One of the many tasks of being a DBA is to monitor the SQL Server. This doesn’t mean you only keep an eye on daily performance, but you need to monitor the whole process. This means you need to monitor jobs, ad-hoc queries, maintenance plans, etc. But what if you come across an error, and nothing fails…?

 
Finding the error
A few weeks ago I worked on a software release on my SQL Server environment, and the BI developers needed an extra copy of a database for their tests. We didn’t want to test the new functionality on the production database, but the test needed production data. So I decided to restore a backup of the database under a different name.

After a restore of the database, the developers started working on the database. After a few hours, I encountered an error myself (not related to the backup restore), and decided to check the SQL Server error log. But what I saw there was not the error I was looking for:

 

Error: 3634, Severity: 16, State: 2.
The operating system returned the error ‘3(failed to retrieve text for this error. Reason: 15105)’ while attempting ‘DeleteFile’ on ‘E:\Backup\RestoreCheckpointDB70.CKP’.

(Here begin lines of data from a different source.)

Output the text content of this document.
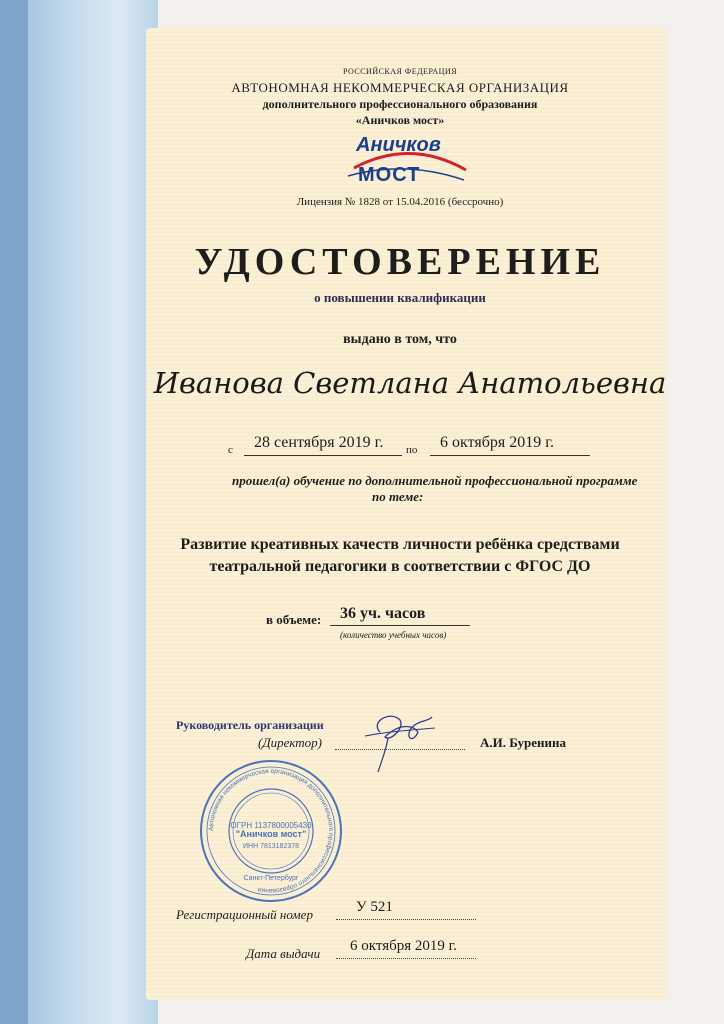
РОССИЙСКАЯ ФЕДЕРАЦИЯ
АВТОНОМНАЯ НЕКОММЕРЧЕСКАЯ ОРГАНИЗАЦИЯ
дополнительного профессионального образования
«Аничков мост»
Аничков
МОСТ
Лицензия № 1828 от 15.04.2016 (бессрочно)
УДОСТОВЕРЕНИЕ
о повышении квалификации
выдано в том, что
Иванова Светлана Анатольевна
с 28 сентября 2019 г. по 6 октября 2019 г.
прошел(а) обучение по дополнительной профессиональной программе
по теме:
Развитие креативных качеств личности ребёнка средствами
театральной педагогики в соответствии с ФГОС ДО
в объеме: 36 уч. часов
(количество учебных часов)
Руководитель организации
(Директор)	А.И. Буренина
Автономная некоммерческая организация дополнительного профессионального образования
ОГРН 1137800005430
"Аничков мост"
ИНН 7813182378
Санкт-Петербург
Регистрационный номер	У 521
Дата выдачи 6 октября 2019 г.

The actual error message can be found, by running a command prompt, and starting “net helpmsg 3” (where 3 is the error number from the message above). The actual error is:

 

The system cannot find the path specified.

This error occurred at the same time my restore finished. Strange… And looking at the location in the error, there was no folder called “Backup”. But then I remembered something…

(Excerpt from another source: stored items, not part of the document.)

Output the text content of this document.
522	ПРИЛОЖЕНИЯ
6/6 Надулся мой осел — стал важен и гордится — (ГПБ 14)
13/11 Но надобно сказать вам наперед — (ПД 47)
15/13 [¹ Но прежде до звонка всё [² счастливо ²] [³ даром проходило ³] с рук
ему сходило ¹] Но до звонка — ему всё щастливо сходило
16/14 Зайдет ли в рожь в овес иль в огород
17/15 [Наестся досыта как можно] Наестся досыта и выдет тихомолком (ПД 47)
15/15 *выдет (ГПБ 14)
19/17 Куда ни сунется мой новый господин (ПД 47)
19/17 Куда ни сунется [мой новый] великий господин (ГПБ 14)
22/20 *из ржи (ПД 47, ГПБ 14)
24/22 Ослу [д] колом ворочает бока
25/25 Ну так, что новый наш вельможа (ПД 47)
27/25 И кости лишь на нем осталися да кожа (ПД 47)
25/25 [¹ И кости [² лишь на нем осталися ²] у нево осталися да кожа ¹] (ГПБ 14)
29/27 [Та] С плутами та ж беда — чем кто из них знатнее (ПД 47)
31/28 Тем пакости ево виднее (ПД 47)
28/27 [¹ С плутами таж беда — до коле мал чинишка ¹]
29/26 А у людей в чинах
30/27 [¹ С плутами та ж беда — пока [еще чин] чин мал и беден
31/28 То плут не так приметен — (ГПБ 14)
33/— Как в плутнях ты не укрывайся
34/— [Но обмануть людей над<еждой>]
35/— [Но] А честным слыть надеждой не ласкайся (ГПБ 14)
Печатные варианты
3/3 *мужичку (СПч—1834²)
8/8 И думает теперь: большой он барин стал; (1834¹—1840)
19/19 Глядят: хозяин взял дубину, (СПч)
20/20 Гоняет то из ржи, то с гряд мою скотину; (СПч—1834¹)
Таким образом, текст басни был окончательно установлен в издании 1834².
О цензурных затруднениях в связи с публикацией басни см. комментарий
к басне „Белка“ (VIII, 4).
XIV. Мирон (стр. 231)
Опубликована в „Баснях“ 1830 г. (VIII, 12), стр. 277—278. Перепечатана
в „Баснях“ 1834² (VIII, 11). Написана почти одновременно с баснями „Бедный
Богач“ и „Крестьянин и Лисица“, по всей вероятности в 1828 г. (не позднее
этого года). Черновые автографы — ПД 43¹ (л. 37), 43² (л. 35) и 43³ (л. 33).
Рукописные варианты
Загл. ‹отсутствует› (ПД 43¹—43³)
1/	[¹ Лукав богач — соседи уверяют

The week before something went wrong with the backup process. We currently use the default maintenance plans in SQL Server, and something went wrong with the job. Because of a lack of diskspace on the machine, I cleaned up the drive were the backups were dropped. But strangely enough the drive contained 3 backup folders, of which 2 were completely empty. So without properly checking, I deleted 2 of the 3 folders. The only folder left, was the one that was referenced in the maintenance job.

 
Finding the source of the issue
But now, how to solve this issue. Apparently my cleanup didn’t help SQL Server, but it actually harmed it…

During my search, I found several helpful websites, that led me to this registry key:

 

HKEY_LOCAL_MACHINE\SOFTWARE\Microsoft\Microsoft SQL Server\MSSQL10_50.[Instance Name]\MSSQLServer

In this registry key, you’ll find the default backup location that SQL Server uses to write (for example) your checkpoint file to. And guess what… You’re right! This was one of the empty folders I deleted.

 
Resolving the issue
Once I knew what caused the issue, I created a new folder with the same name on the location, and added the security permissions needed. But what if you don’t want to do that, or restoring a directory isn’t possible?

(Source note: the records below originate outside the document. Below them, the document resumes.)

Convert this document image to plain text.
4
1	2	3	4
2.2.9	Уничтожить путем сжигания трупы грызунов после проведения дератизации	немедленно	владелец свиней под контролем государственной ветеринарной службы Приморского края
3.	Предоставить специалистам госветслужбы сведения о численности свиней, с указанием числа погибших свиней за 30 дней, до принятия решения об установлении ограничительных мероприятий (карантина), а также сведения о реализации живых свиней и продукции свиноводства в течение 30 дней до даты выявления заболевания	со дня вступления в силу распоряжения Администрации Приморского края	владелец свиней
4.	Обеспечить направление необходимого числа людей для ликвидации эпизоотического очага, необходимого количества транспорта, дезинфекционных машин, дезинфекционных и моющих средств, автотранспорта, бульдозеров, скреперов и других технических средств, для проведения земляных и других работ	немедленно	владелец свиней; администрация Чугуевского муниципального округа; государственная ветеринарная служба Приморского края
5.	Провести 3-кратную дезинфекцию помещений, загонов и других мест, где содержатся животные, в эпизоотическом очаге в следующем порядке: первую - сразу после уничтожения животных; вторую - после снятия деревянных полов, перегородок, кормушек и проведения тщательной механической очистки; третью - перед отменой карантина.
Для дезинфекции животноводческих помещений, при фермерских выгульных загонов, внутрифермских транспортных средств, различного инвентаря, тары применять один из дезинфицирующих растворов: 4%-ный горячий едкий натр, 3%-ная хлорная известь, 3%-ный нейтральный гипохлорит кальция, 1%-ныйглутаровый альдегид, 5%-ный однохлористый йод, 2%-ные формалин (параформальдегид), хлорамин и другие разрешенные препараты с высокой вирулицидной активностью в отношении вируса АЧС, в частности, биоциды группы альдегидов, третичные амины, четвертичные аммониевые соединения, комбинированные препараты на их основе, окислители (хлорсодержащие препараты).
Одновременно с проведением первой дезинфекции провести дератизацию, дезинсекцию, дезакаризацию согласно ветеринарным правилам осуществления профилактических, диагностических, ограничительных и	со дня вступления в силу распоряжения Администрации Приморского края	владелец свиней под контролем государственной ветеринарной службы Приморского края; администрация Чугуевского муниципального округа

There are several other ways to solve an issue like this. For example (for you gutsy ones!) you could edit the registry. No, seriously, please don’t! 🙂

One of the ways to change this, is by right-clicking your instance name in SSMSS, open the server properties, and chose “Database Settings”:

Another way to change the default locations, is to right-click your instance name in SSMS, and chose “Facets”:

Conclusion
One of the things I’ve learned in the past, and and that I was reminded of is:

When you’re dealing with SQL Server, always check, double check, and triple check the changes you make!

So the same goes for the setting I’ve showed you above! Always check what you change, because some changes will be affected after the next service restart, or machine reboot. So if you change something, and you don’t see the effects immediately, that doesn’t mean it was a safe change!